I don’t have much compassion for Jose Mourinho, but neither do I dislike the man.
After all he proved to be the right choice to take Chelsea forward shortly after the arrival of dodgy Russian cash and the rise of the mega-money game that exploded in the early 2000s.
His press conferences over the last two years have been lacking the usual entertainment factor, however, his words on Saturday stuck with me: “I am 55 years old and this is the first man-hunt I have seen in football, if it rains in London it is my fault. A bad Brexit deal is my fault.”
Ok, there have been “man-hunts” before. It’s a fact of life in England, dealing with the filthy press. Raheem Sterling will attest to that as the most recent victim of disproportionate and unfair reporting on his life outside the game.
But there’s no doubt, Jose is on the front line, fending off the gutter press.
Of course the story is huge, United is the worlds ‘biggest’ club and there’s no getting away from it, but reporters will dig and pick and lie about whatever they can to lead the back pages and trend on social media.
The Daily Mirror published an ‘exclusive’ on Friday, citing “senior United sources” that win, lose or draw, the Portuguese coach was going to be sacked after the game?
It had to be bullsh!t…
The worrying thing for the club though, is that the fan-driven narrative is twisted; they want CEO Ed Woodward out and want Jose to stay!
This is in response to claims that the board haven’t backed Mourinho.
Am I missing something or has £350m not been spent on players since his recent arrival? Apparently he wasn’t given another centreback? But he bought two (Eric Bailly and Victor Lindelof)? With a combined cost of £73m.
He’s bought (amongst others) Paul Pogba, Romelu Lukaku, Nemanja Matic, Henrikh Mkhitaryan, he got Alexis Sanchez on a swap deal, surely, with the excellent existing squad, reinforcements like that should give a fighting chance?
Fans seem to be forgetting that Mourinho is driving out the Manchester United ‘way’ and it wasn’t long ago that he was being booed at Old Trafford following a string of boring performances.
Why would they want him to stay when he’s unable to motivate such a strong squad of players?

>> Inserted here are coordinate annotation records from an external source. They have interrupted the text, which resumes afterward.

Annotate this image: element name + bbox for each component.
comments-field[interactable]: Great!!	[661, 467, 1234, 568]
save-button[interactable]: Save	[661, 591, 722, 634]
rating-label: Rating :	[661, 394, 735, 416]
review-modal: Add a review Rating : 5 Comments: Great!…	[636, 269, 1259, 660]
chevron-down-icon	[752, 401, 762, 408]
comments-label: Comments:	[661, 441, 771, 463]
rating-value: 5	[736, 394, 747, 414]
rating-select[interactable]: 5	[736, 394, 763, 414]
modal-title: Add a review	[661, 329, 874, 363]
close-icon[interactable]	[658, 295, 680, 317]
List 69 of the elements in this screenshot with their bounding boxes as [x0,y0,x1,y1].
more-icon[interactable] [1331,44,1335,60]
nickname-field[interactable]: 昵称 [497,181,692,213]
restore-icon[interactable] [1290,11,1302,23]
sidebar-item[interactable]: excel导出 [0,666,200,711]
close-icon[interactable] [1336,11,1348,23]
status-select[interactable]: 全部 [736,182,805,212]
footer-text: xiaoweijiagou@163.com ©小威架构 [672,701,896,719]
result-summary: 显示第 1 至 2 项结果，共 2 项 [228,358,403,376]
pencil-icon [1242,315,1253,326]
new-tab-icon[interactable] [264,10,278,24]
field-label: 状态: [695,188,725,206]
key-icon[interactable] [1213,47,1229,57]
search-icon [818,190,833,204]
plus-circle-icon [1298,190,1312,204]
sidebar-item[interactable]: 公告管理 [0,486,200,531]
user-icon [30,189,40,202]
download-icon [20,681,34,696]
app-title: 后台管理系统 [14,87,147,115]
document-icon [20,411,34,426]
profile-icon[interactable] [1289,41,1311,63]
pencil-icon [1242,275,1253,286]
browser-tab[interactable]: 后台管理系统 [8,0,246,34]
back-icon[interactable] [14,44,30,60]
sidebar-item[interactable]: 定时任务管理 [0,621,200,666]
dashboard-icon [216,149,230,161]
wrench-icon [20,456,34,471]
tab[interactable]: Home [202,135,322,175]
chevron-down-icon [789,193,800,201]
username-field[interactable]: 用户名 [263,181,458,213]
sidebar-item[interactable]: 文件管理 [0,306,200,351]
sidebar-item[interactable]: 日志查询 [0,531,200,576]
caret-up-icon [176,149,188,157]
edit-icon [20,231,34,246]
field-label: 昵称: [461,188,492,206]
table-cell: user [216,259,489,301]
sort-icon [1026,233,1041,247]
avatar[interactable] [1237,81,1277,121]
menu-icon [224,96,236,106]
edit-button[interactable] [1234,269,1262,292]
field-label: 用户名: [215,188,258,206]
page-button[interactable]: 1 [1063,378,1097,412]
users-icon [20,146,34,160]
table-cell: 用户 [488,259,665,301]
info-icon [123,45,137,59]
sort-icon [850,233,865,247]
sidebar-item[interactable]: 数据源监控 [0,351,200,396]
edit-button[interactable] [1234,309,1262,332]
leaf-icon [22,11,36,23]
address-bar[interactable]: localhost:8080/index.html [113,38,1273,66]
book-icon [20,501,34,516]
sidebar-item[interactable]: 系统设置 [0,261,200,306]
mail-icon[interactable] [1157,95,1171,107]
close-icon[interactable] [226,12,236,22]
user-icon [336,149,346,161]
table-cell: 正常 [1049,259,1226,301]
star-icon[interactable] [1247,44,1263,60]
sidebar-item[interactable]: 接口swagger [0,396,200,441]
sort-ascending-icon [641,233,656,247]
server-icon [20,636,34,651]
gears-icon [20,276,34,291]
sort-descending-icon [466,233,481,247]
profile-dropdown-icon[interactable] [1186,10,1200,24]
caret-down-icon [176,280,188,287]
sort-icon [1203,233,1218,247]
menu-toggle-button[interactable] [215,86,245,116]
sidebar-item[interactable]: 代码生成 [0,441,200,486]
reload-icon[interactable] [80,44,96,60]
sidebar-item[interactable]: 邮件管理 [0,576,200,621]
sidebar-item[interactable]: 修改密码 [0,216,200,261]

Perhaps Saturday will prove to be a turning point.
His half-time talk did the job, they came out and scored three in a great comeback, but that was against the worst side in the league, and how the hell did they go 2-0 down so easily, could have been three! It’s all very dodgy.
Moving on to the top end of the table before I sign off, and what brilliant performances from Arsenal and Chelsea.
As a fan of either club, thank goodness the transition of football philosophy hasn’t proved to be a big problem Liverpool v Manchester City was a good game, of course everyone was expected a goal-fest, but 0-0 was a fair result and reflected a tight game.
Unfortunately, another international break this weekend, but the following Saturday the lunchtime kick-off is Chelsea v United.
Dare me to do whatever if United get anything at the Bridge, come on, dare me!